Adolphe et al. Page 1831

Medulloblastoma is a common and deadly pediatric malignancy whose lethality is compounded by a lack of targeted therapies, partially owing to the differential biologies of the four major molecular subtypes. The most prevalent subtype, Sonic Hedgehog medulloblastoma (SHH-MB), is driven by hyperactivation of the eponymous SHH pathway within MATH-1-expressing granule cell precursors in the developing brain. Therefore, efforts to develop molecular targeted therapies for SHH-MB have focused largely on downstream targets and effectors of the SHH pathway such as the proto-oncogene SOX9, which has been shown to be specifically overexpressed in SHH-MB but whose functional role in disease progression has yet to be defined. Here, Adolphe and colleagues demonstrate that loss of SOX9 does not significantly impact the course of SHH-MB disease development and progression, indicating a dispensable role for this proto-oncogene in SHH-MB despite its elevated expression in most cases. This finding may have significant implications for ongoing preclinical and translational work aimed at identifying suitable molecular drivers of SHH-MB for therapeutic development.

Espín et al.

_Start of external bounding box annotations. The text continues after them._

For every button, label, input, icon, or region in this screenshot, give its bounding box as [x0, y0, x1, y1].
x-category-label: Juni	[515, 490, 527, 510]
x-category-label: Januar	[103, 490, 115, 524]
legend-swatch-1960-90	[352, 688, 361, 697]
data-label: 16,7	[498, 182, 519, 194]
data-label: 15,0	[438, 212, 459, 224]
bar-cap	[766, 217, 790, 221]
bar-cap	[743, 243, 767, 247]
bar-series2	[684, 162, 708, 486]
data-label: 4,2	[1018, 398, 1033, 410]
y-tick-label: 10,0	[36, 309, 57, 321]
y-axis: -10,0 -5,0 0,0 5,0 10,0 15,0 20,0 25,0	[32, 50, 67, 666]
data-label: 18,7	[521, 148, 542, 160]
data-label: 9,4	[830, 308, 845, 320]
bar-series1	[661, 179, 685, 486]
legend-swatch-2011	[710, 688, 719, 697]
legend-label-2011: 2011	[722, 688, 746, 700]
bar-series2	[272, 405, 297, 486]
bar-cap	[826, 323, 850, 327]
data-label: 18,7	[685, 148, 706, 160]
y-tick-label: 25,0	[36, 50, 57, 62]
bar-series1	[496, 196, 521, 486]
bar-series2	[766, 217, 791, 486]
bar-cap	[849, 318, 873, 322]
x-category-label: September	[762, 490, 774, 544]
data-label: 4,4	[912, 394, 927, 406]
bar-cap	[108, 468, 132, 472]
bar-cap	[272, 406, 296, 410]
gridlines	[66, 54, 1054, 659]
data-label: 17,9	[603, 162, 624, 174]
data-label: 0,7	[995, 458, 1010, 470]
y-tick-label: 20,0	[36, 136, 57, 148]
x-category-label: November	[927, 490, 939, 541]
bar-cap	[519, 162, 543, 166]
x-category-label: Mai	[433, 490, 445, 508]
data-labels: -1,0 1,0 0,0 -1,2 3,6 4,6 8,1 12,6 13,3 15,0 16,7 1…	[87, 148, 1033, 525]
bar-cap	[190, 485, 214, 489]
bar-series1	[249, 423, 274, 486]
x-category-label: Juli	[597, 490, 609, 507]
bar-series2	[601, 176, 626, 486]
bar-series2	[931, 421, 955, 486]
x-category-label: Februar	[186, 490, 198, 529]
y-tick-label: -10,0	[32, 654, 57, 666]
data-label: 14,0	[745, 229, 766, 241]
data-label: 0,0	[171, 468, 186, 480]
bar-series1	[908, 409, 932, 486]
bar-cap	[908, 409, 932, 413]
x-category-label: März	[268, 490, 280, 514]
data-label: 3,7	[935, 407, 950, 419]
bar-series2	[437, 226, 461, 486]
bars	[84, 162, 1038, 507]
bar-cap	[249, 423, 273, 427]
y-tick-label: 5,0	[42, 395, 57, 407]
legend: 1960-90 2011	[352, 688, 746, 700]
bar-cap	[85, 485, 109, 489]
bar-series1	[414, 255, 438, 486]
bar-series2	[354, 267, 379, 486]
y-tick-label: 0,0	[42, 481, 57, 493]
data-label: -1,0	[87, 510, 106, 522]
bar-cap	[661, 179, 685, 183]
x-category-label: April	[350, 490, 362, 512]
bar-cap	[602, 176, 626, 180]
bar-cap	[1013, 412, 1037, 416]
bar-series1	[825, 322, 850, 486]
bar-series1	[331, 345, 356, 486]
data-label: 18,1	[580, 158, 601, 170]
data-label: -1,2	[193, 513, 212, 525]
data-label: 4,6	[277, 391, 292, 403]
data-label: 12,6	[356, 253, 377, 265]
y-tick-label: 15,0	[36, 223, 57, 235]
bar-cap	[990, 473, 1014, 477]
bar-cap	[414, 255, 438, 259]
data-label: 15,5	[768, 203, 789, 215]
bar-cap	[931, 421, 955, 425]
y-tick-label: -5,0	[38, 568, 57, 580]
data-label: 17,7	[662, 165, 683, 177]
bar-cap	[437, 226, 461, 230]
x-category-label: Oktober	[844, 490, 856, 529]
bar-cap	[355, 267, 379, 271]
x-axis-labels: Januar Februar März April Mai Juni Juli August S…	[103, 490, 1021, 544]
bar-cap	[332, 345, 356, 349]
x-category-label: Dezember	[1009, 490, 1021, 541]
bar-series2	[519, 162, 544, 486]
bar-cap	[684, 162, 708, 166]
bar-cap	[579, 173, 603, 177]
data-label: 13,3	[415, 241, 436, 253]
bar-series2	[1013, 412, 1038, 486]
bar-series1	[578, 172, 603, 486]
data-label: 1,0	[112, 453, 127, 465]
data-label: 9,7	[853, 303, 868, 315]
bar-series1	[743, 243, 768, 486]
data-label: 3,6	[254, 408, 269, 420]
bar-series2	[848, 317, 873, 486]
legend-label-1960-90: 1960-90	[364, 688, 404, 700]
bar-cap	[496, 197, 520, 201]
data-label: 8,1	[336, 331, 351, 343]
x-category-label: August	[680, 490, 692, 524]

Page 1840

Lymphangioleiomyomatosis is a rare neoplastic disease of unknown origin that is nearly exclusive to women, with therapies targeting mTOR as the recognized standard of care. However, there is substantial variability in disease presentation, progression, and therap. response. Here, Espin, Baiges and colleagues perform multi-omics characterization of patient-derived lymphangioleiomyomatosis cells and tissues to identify the molecular features and potential causes of disease heterogeneity. The data suggest that differential expression of certain transcription factors—such as YB1, RUNX1, IRF1, estrogen receptor, and progesterone receptor—as well as certain immunity factors may account for some of these features. Based on the molecular features identified herein, the authors also nominate a breast mesenchymal cell line and certain pleural mesothelioma cell lines as potential surrogate models of lymphangioleiomyomatosis, expanding on the biological basis of the disease. Taken together, the data provide a high-value resource for further exploration of the molecular drivers of lymphangioleiomyomatosis progression.

Zhan et al. Page 1878

Glioma patients are frequently treated with temozolomide, a DNA alkylating chemotherapeutic that is known to cross the blood-brain barrier. The isocitrate dehydrogenase (IDH) R132H mutation is a common molecular feature of gliomas and is generally associated with gliomagenesis, but also with a more robust response to temozolomide therapy. However, the molecular underpinnings of this observation are not defined. In this study, Zhan, Ma, and colleagues use a heterozygous knock-in approach to model the effects of IDH R132H/wild-type allele balance on glioma cell biology. They find that the heterozygous IDH genotype in tandem with glioma driver gene alterations in p53, RB, and ATRX predisposes glioma cells to pro-senescent features. This combination of molecular features was associated with increased DNA damage markers and potentiated the effects of temozolomide in this model. However, heterozygous IDH R132H mutation also predisposed astroglial cells toward a senescence-associated secretory phenotype, which is known to exert a pro-tumorigenic effect within a tumor-permissive microenvironment. These data offer a potential mechanistic explanation for how a single mutation within IDH may provide a pro-tumorigenic stimulus while also sensitizing glioma cells to alkylating chemotherapy with temozolomide.

Du et al. Page 1889

Potentiating the effects of genotoxic interventions such as chemo- or radiotherapy requires the suppression of DNA damage response pathways, such as non-homologous end joining (NHEJ). Blocking NHEJ with chemical inhibitors is one strategy, but none have been clinically approved for this application. Building upon prior efforts to develop chemical screening strategies for NHEJ inhibitors, Du and colleagues report a miniaturized screening protocol that can be carried out in 96-well plates. By assessing an FDA-approved drug library in this format, the authors identify several potential candidates that function to inhibit NHEJ at concentrations below their cytotoxic dose. One of these drugs, ompalisib, was shown to suppress the phosphorylation of the DNA-dependent protein kinase catalytic subunit (DNA-PKcs) in response to chemo- or radiotherapy, a key step in the initiation of NHEJ to mediate their genotoxic effects. Overall, the authors advance a novel screening strategy to examine the effects of pharmacological interventions on DNA damage responses via NHEJ, and further nominate a candidate FDA-approved drug for development as a chemo- and radiosensitizer.